The hard part is to know who to listen to when taking advice and then to have the time and dedication to practice, and practice and then practice again!!!
According to Golf Digest, here are their top five tips to improve your short game.
Do not freeze your swing on pitch shots.
Even though you are trying to hit the ball a lesser distance on pitch shots, this does not mean that you should abandon the mechanics of your swing. Make sure you turn your body–proven by the creases in your trousers at the top of your right leg. On the downswing, turn toward the target, with your hips level at the finish.
Utilize the bounce on pitches.
In order to get a pitch shot as close to the hole as possible, be sure to take advantage of the bounce that comes with the shot. Slide the club through the grass and hit soft, floating shots but only if your hands are in line with (or slightly behind) the clubhead at impact.
Pitch with your arms
If you are adding wrist action to your pitch shots, it increases the chance of hitting it fat or thin. You should be using your arms more. There should be very little hand action or forearm rotation. All you are trying to do is maintain the clubface loft that you established at address. That makes the ball fly nice and high and with plenty of spin. Keep it simple.
Slide the clubface under the ball on flop shots.
In order to hit an accurate flop shot, slide the clubface under the ball, and have the clubhead pass the shaft at impact. It is important to set the clubface open at address (pointing right of the target), which adds more loft, and then grip the club — in that order. You can even weaken your grip, your hands rotated toward the target; that will soften the shot even more.
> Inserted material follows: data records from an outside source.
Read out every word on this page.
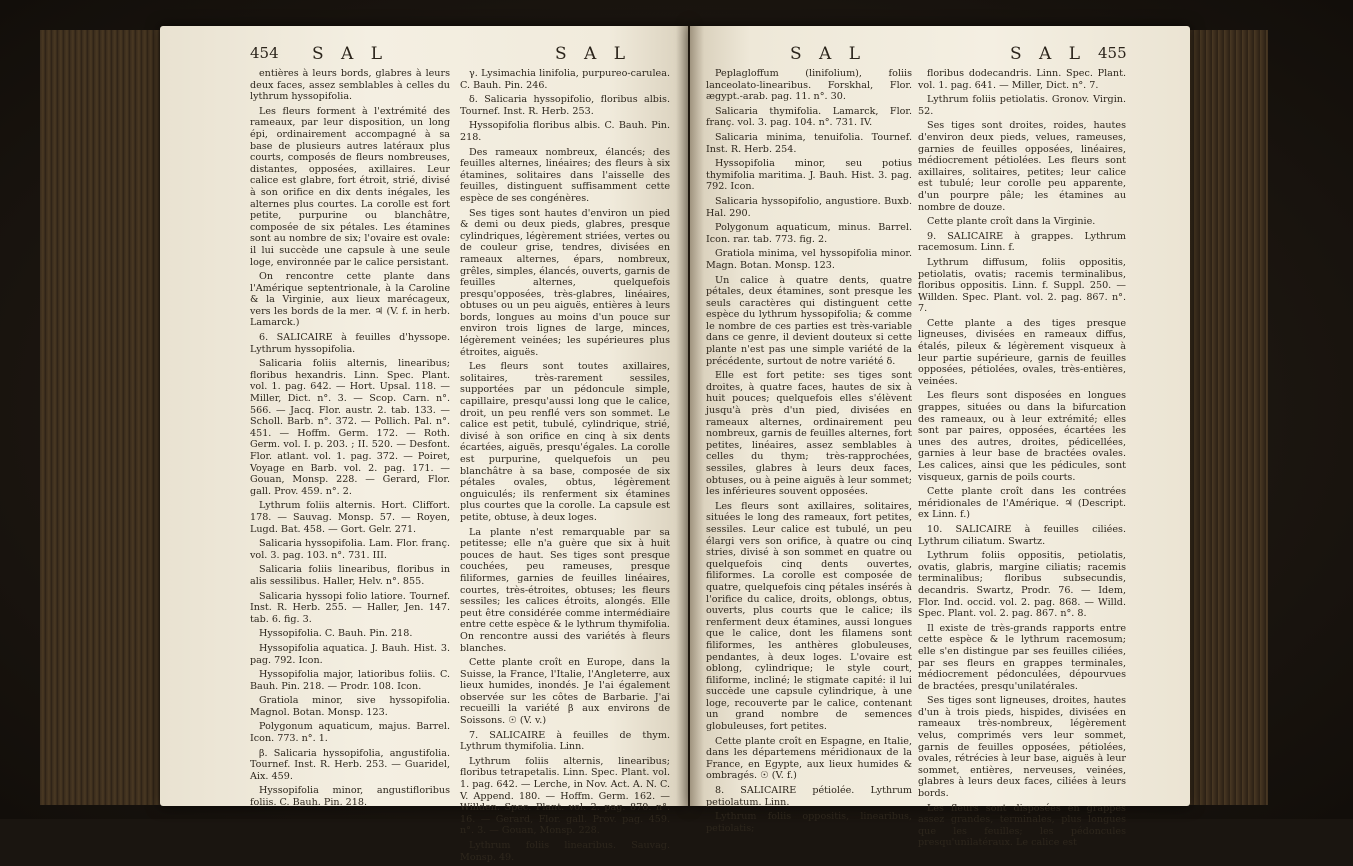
454 S A L	S A L	S A L	S A L 455

entières à leurs bords, glabres à leurs deux faces, assez semblables à celles du lythrum hyssopifolia.

Les fleurs forment à l'extrémité des rameaux, par leur disposition, un long épi, ordinairement accompagné à sa base de plusieurs autres latéraux plus courts, composés de fleurs nombreuses, distantes, opposées, axillaires. Leur calice est glabre, fort étroit, strié, divisé à son orifice en dix dents inégales, les alternes plus courtes. La corolle est fort petite, purpurine ou blanchâtre, composée de six pétales. Les étamines sont au nombre de six; l'ovaire est ovale: il lui succède une capsule à une seule loge, environnée par le calice persistant.

On rencontre cette plante dans l'Amérique septentrionale, à la Caroline & la Virginie, aux lieux marécageux, vers les bords de la mer. ♃ (V. f. in herb. Lamarck.)

6. SALICAIRE à feuilles d'hyssope. Lythrum hyssopifolia.

Salicaria foliis alternis, linearibus; floribus hexandris. Linn. Spec. Plant. vol. 1. pag. 642. — Hort. Upsal. 118. — Miller, Dict. n°. 3. — Scop. Carn. n°. 566. — Jacq. Flor. austr. 2. tab. 133. — Scholl. Barb. n°. 372. — Pollich. Pal. n°. 451. — Hoffm. Germ. 172. — Roth. Germ. vol. I. p. 203. ; II. 520. — Desfont. Flor. atlant. vol. 1. pag. 372. — Poiret, Voyage en Barb. vol. 2. pag. 171. — Gouan, Monsp. 228. — Gerard, Flor. gall. Prov. 459. n°. 2.

Lythrum foliis alternis. Hort. Cliffort. 178. — Sauvag. Monsp. 57. — Royen, Lugd. Bat. 458. — Gort. Gelr. 271.

Salicaria hyssopifolia. Lam. Flor. franç. vol. 3. pag. 103. n°. 731. III.

Salicaria foliis linearibus, floribus in alis sessilibus. Haller, Helv. n°. 855.

Salicaria hyssopi folio latiore. Tournef. Inst. R. Herb. 255. — Haller, Jen. 147. tab. 6. fig. 3.

Hyssopifolia. C. Bauh. Pin. 218.

Hyssopifolia aquatica. J. Bauh. Hist. 3. pag. 792. Icon.

Hyssopifolia major, latioribus foliis. C. Bauh. Pin. 218. — Prodr. 108. Icon.

Gratiola minor, sive hyssopifolia. Magnol. Botan. Monsp. 123.

Polygonum aquaticum, majus. Barrel. Icon. 773. n°. 1.

β. Salicaria hyssopifolia, angustifolia. Tournef. Inst. R. Herb. 253. — Guaridel, Aix. 459.

Hyssopifolia minor, angustifloribus foliis. C. Bauh. Pin. 218.

γ. Lysimachia linifolia, purpureo-carulea. C. Bauh. Pin. 246.

δ. Salicaria hyssopifolio, floribus albis. Tournef. Inst. R. Herb. 253.

Hyssopifolia floribus albis. C. Bauh. Pin. 218.

Des rameaux nombreux, élancés; des feuilles alternes, linéaires; des fleurs à six étamines, solitaires dans l'aisselle des feuilles, distinguent suffisamment cette espèce de ses congénères.

Ses tiges sont hautes d'environ un pied & demi ou deux pieds, glabres, presque cylindriques, légèrement striées, vertes ou de couleur grise, tendres, divisées en rameaux alternes, épars, nombreux, grêles, simples, élancés, ouverts, garnis de feuilles alternes, quelquefois presqu'opposées, très-glabres, linéaires, obtuses ou un peu aiguës, entières à leurs bords, longues au moins d'un pouce sur environ trois lignes de large, minces, légèrement veinées; les supérieures plus étroites, aiguës.

Les fleurs sont toutes axillaires, solitaires, très-rarement sessiles, supportées par un pédoncule simple, capillaire, presqu'aussi long que le calice, droit, un peu renflé vers son sommet. Le calice est petit, tubulé, cylindrique, strié, divisé à son orifice en cinq à six dents écartées, aiguës, presqu'égales. La corolle est purpurine, quelquefois un peu blanchâtre à sa base, composée de six pétales ovales, obtus, légèrement onguiculés; ils renferment six étamines plus courtes que la corolle. La capsule est petite, obtuse, à deux loges.

La plante n'est remarquable par sa petitesse; elle n'a guère que six à huit pouces de haut. Ses tiges sont presque couchées, peu rameuses, presque filiformes, garnies de feuilles linéaires, courtes, très-étroites, obtuses; les fleurs sessiles; les calices étroits, alongés. Elle peut être considérée comme intermédiaire entre cette espèce & le lythrum thymifolia. On rencontre aussi des variétés à fleurs blanches.

Cette plante croît en Europe, dans la Suisse, la France, l'Italie, l'Angleterre, aux lieux humides, inondés. Je l'ai également observée sur les côtes de Barbarie. J'ai recueilli la variété β aux environs de Soissons. ☉ (V. v.)

7. SALICAIRE à feuilles de thym. Lythrum thymifolia. Linn.

Lythrum foliis alternis, linearibus; floribus tetrapetalis. Linn. Spec. Plant. vol. 1. pag. 642. — Lerche, in Nov. Act. A. N. C. V. Append. 180. — Hoffm. Germ. 162. — Willden. Spec. Plant. vol. 2. pag. 870. n°. 16. — Gerard, Flor. gall. Prov. pag. 459. n°. 3. — Gouan, Monsp. 228.

Lythrum foliis linearibus. Sauvag. Monsp. 49.

Peplagloffum (linifolium), foliis lanceolato-linearibus. Forskhal, Flor. ægypt.-arab. pag. 11. n°. 30.

Salicaria thymifolia. Lamarck, Flor. franç. vol. 3. pag. 104. n°. 731. IV.

Salicaria minima, tenuifolia. Tournef. Inst. R. Herb. 254.

Hyssopifolia minor, seu potius thymifolia maritima. J. Bauh. Hist. 3. pag. 792. Icon.

Salicaria hyssopifolio, angustiore. Buxb. Hal. 290.

Polygonum aquaticum, minus. Barrel. Icon. rar. tab. 773. fig. 2.

Gratiola minima, vel hyssopifolia minor. Magn. Botan. Monsp. 123.

Un calice à quatre dents, quatre pétales, deux étamines, sont presque les seuls caractères qui distinguent cette espèce du lythrum hyssopifolia; & comme le nombre de ces parties est très-variable dans ce genre, il devient douteux si cette plante n'est pas une simple variété de la précédente, surtout de notre variété δ.

Elle est fort petite: ses tiges sont droites, à quatre faces, hautes de six à huit pouces; quelquefois elles s'élèvent jusqu'à près d'un pied, divisées en rameaux alternes, ordinairement peu nombreux, garnis de feuilles alternes, fort petites, linéaires, assez semblables à celles du thym; très-rapprochées, sessiles, glabres à leurs deux faces, obtuses, ou à peine aiguës à leur sommet; les inférieures souvent opposées.

Les fleurs sont axillaires, solitaires, situées le long des rameaux, fort petites, sessiles. Leur calice est tubulé, un peu élargi vers son orifice, à quatre ou cinq stries, divisé à son sommet en quatre ou quelquefois cinq dents ouvertes, filiformes. La corolle est composée de quatre, quelquefois cinq pétales insérés à l'orifice du calice, droits, oblongs, obtus, ouverts, plus courts que le calice; ils renferment deux étamines, aussi longues que le calice, dont les filamens sont filiformes, les anthères globuleuses, pendantes, à deux loges. L'ovaire est oblong, cylindrique; le style court, filiforme, incliné; le stigmate capité: il lui succède une capsule cylindrique, à une loge, recouverte par le calice, contenant un grand nombre de semences globuleuses, fort petites.

Cette plante croît en Espagne, en Italie, dans les départemens méridionaux de la France, en Egypte, aux lieux humides & ombragés. ☉ (V. f.)

8. SALICAIRE pétiolée. Lythrum petiolatum. Linn.

Lythrum foliis oppositis, linearibus, petiolatis;

floribus dodecandris. Linn. Spec. Plant. vol. 1. pag. 641. — Miller, Dict. n°. 7.

Lythrum foliis petiolatis. Gronov. Virgin. 52.

Ses tiges sont droites, roides, hautes d'environ deux pieds, velues, rameuses, garnies de feuilles opposées, linéaires, médiocrement pétiolées. Les fleurs sont axillaires, solitaires, petites; leur calice est tubulé; leur corolle peu apparente, d'un pourpre pâle; les étamines au nombre de douze.

Cette plante croît dans la Virginie.

9. SALICAIRE à grappes. Lythrum racemosum. Linn. f.

Lythrum diffusum, foliis oppositis, petiolatis, ovatis; racemis terminalibus, floribus oppositis. Linn. f. Suppl. 250. — Willden. Spec. Plant. vol. 2. pag. 867. n°. 7.

Cette plante a des tiges presque ligneuses, divisées en rameaux diffus, étalés, pileux & légèrement visqueux à leur partie supérieure, garnis de feuilles opposées, pétiolées, ovales, très-entières, veinées.

Les fleurs sont disposées en longues grappes, situées ou dans la bifurcation des rameaux, ou à leur extrémité; elles sont par paires, opposées, écartées les unes des autres, droites, pédicellées, garnies à leur base de bractées ovales. Les calices, ainsi que les pédicules, sont visqueux, garnis de poils courts.

Cette plante croît dans les contrées méridionales de l'Amérique. ♃ (Descript. ex Linn. f.)

10. SALICAIRE à feuilles ciliées. Lythrum ciliatum. Swartz.

Lythrum foliis oppositis, petiolatis, ovatis, glabris, margine ciliatis; racemis terminalibus; floribus subsecundis, decandris. Swartz, Prodr. 76. — Idem, Flor. Ind. occid. vol. 2. pag. 868. — Willd. Spec. Plant. vol. 2. pag. 867. n°. 8.

Il existe de très-grands rapports entre cette espèce & le lythrum racemosum; elle s'en distingue par ses feuilles ciliées, par ses fleurs en grappes terminales, médiocrement pédonculées, dépourvues de bractées, presqu'unilatérales.

Ses tiges sont ligneuses, droites, hautes d'un à trois pieds, hispides, divisées en rameaux très-nombreux, légèrement velus, comprimés vers leur sommet, garnis de feuilles opposées, pétiolées, ovales, rétrécies à leur base, aiguës à leur sommet, entières, nerveuses, veinées, glabres à leurs deux faces, ciliées à leurs bords.

Les fleurs sont disposées en grappes assez grandes, terminales, plus longues que les feuilles; les pédoncules presqu'unilatéraux. Le calice est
But the key is to open the clubface before you take your grip.
Slam the club to hit a flop shot.
Though many players may not fully commit on a flop shot, this is necessary to get the full effect of the swing. To hit this shot properly, open the clubface, extend your left shoulder going back, and then slam the club into the ground. This may sound scary, but the bounce of the wedge will do its job to prevent the club from digging. The key is to not slam the club and stop. You need to keep the clubhead moving forward full throttle, with the face pointing at the sky.
So, there you go, sounds easy doesn’t it?
However, to improve your short game, it is worth going and booking a few lessons with your local PGA pro, and then go out onto the course and see if you can start to lower your score.